We woke up at 6:20 to the light growing ever brighter. We decided that it was time to get up and move our rickety joints and try to get going.
We packed our gear, ate some food, took a pee and started across the thin ridgeline of North Trapper Peak down to the descent gully.
The rock was loose in many places and snow filled the down climb. We found an obvious path through, allowing one person to go at a time in the beginning to avoid serious injury from rocks we kicked down.
The descent was long and arduous. Our bodies sagged from fatigue and our minds were worn. Each step down felt agonizing. Food didn't taste good and we had been long without water. But we kept trudging down, through thousands of feet of loose boulders and rock, rappelling over large slabs of water-polished granite. We traversed loose dirt, stepped over thick downed trees and pushed our way through brambles and brush, down, down, down to our trail.
5,000 feet of hiking down and 7 hours later, we arrived back at our car, exhausted and barely able to walk another step.
I brought up the rear, trailing behind the speedy ones roughly 10 minutes. I was in my head most of the trail hike, repeating song lyrics and begging the world to let the trailhead be just around the next bend. It was the longest 2.5 miles I have ever walked.

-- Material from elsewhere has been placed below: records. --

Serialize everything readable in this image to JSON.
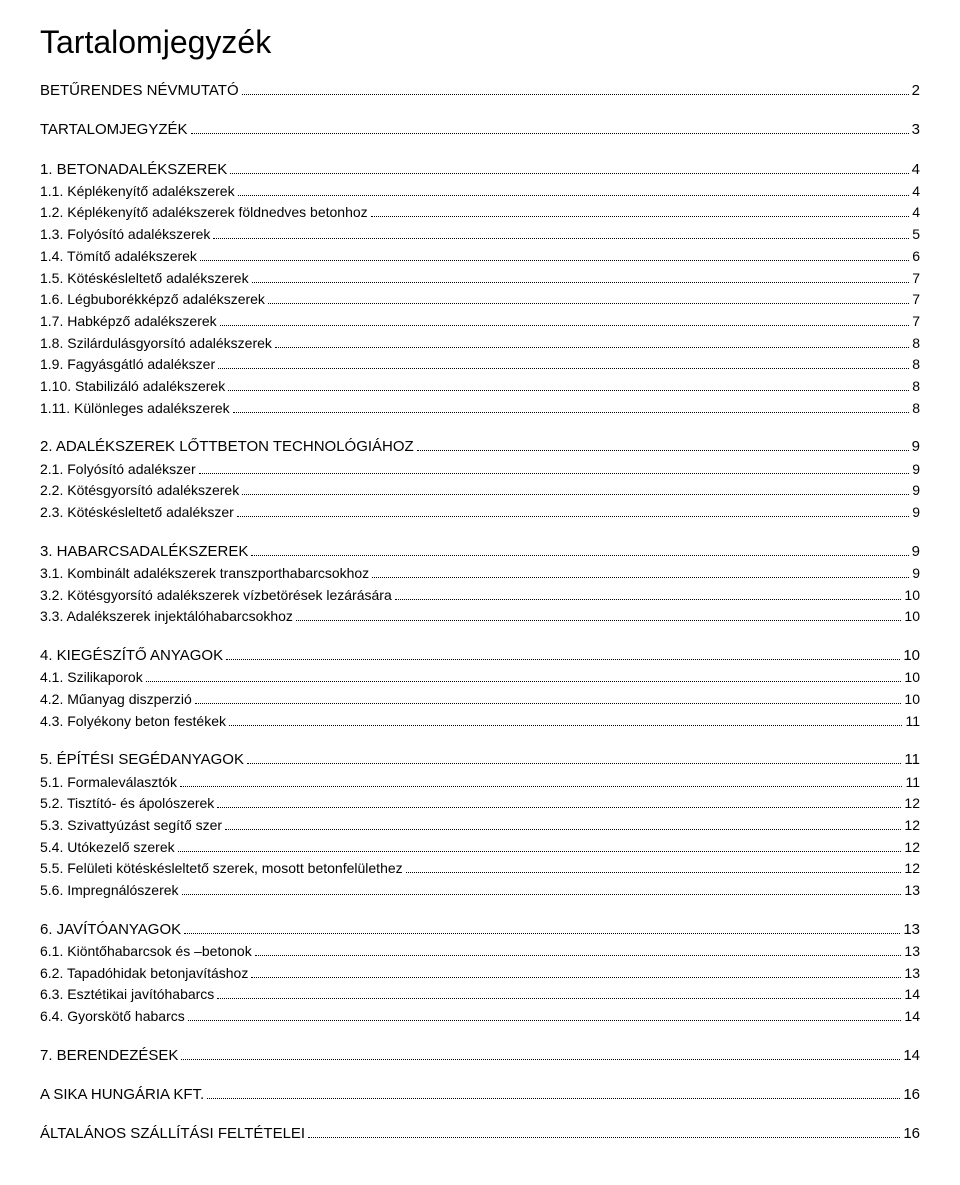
{
  "title": "Tartalomjegyzék",
  "entries": [
    {
      "level": 0,
      "label": "BETŰRENDES NÉVMUTATÓ",
      "page": "2"
    },
    {
      "level": 0,
      "label": "TARTALOMJEGYZÉK",
      "page": "3"
    },
    {
      "level": 0,
      "label": "1. BETONADALÉKSZEREK",
      "page": "4"
    },
    {
      "level": 1,
      "label": "1.1. Képlékenyítő adalékszerek",
      "page": "4"
    },
    {
      "level": 1,
      "label": "1.2. Képlékenyítő adalékszerek földnedves betonhoz",
      "page": "4"
    },
    {
      "level": 1,
      "label": "1.3. Folyósító adalékszerek",
      "page": "5"
    },
    {
      "level": 1,
      "label": "1.4. Tömítő adalékszerek",
      "page": "6"
    },
    {
      "level": 1,
      "label": "1.5. Kötéskésleltető adalékszerek",
      "page": "7"
    },
    {
      "level": 1,
      "label": "1.6. Légbuborékképző adalékszerek",
      "page": "7"
    },
    {
      "level": 1,
      "label": "1.7. Habképző adalékszerek",
      "page": "7"
    },
    {
      "level": 1,
      "label": "1.8. Szilárdulásgyorsító adalékszerek",
      "page": "8"
    },
    {
      "level": 1,
      "label": "1.9. Fagyásgátló adalékszer",
      "page": "8"
    },
    {
      "level": 1,
      "label": "1.10. Stabilizáló adalékszerek",
      "page": "8"
    },
    {
      "level": 1,
      "label": "1.11. Különleges adalékszerek",
      "page": "8"
    },
    {
      "level": 0,
      "label": "2. ADALÉKSZEREK LŐTTBETON TECHNOLÓGIÁHOZ",
      "page": "9"
    },
    {
      "level": 1,
      "label": "2.1. Folyósító adalékszer",
      "page": "9"
    },
    {
      "level": 1,
      "label": "2.2. Kötésgyorsító adalékszerek",
      "page": "9"
    },
    {
      "level": 1,
      "label": "2.3. Kötéskésleltető adalékszer",
      "page": "9"
    },
    {
      "level": 0,
      "label": "3. HABARCSADALÉKSZEREK",
      "page": "9"
    },
    {
      "level": 1,
      "label": "3.1. Kombinált adalékszerek transzporthabarcsokhoz",
      "page": "9"
    },
    {
      "level": 1,
      "label": "3.2. Kötésgyorsító adalékszerek vízbetörések lezárására",
      "page": "10"
    },
    {
      "level": 1,
      "label": "3.3. Adalékszerek injektálóhabarcsokhoz",
      "page": "10"
    },
    {
      "level": 0,
      "label": "4. KIEGÉSZÍTŐ ANYAGOK",
      "page": "10"
    },
    {
      "level": 1,
      "label": "4.1. Szilikaporok",
      "page": "10"
    },
    {
      "level": 1,
      "label": "4.2. Műanyag diszperzió",
      "page": "10"
    },
    {
      "level": 1,
      "label": "4.3. Folyékony beton festékek",
      "page": "11"
    },
    {
      "level": 0,
      "label": "5. ÉPÍTÉSI SEGÉDANYAGOK",
      "page": "11"
    },
    {
      "level": 1,
      "label": "5.1. Formaleválasztók",
      "page": "11"
    },
    {
      "level": 1,
      "label": "5.2. Tisztító- és ápolószerek",
      "page": "12"
    },
    {
      "level": 1,
      "label": "5.3. Szivattyúzást segítő szer",
      "page": "12"
    },
    {
      "level": 1,
      "label": "5.4. Utókezelő szerek",
      "page": "12"
    },
    {
      "level": 1,
      "label": "5.5. Felületi kötéskésleltető szerek, mosott betonfelülethez",
      "page": "12"
    },
    {
      "level": 1,
      "label": "5.6. Impregnálószerek",
      "page": "13"
    },
    {
      "level": 0,
      "label": "6. JAVÍTÓANYAGOK",
      "page": "13"
    },
    {
      "level": 1,
      "label": "6.1. Kiöntőhabarcsok és –betonok",
      "page": "13"
    },
    {
      "level": 1,
      "label": "6.2. Tapadóhidak betonjavításhoz",
      "page": "13"
    },
    {
      "level": 1,
      "label": "6.3. Esztétikai javítóhabarcs",
      "page": "14"
    },
    {
      "level": 1,
      "label": "6.4. Gyorskötő habarcs",
      "page": "14"
    },
    {
      "level": 0,
      "label": "7. BERENDEZÉSEK",
      "page": "14"
    },
    {
      "level": 0,
      "label": "A SIKA HUNGÁRIA KFT.",
      "page": "16"
    },
    {
      "level": 0,
      "label": "ÁLTALÁNOS SZÁLLÍTÁSI FELTÉTELEI",
      "page": "16"
    }
  ]
}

But the day ended well, with a single beer and a huge burger. Our attitudes quickly turned around and the conversation picked up as we drove a long 45 miles back to Missoula.
By the end, Dwayne, Michelle and I all had smiles and realized we just had an experience together. And with their camaraderie, their shared warmth and shared pain, I remember this time somewhat fondly.
Those stars burn bright in my minds eye and the feeling of friends sits deep in my chest. I look forward to my next adventure.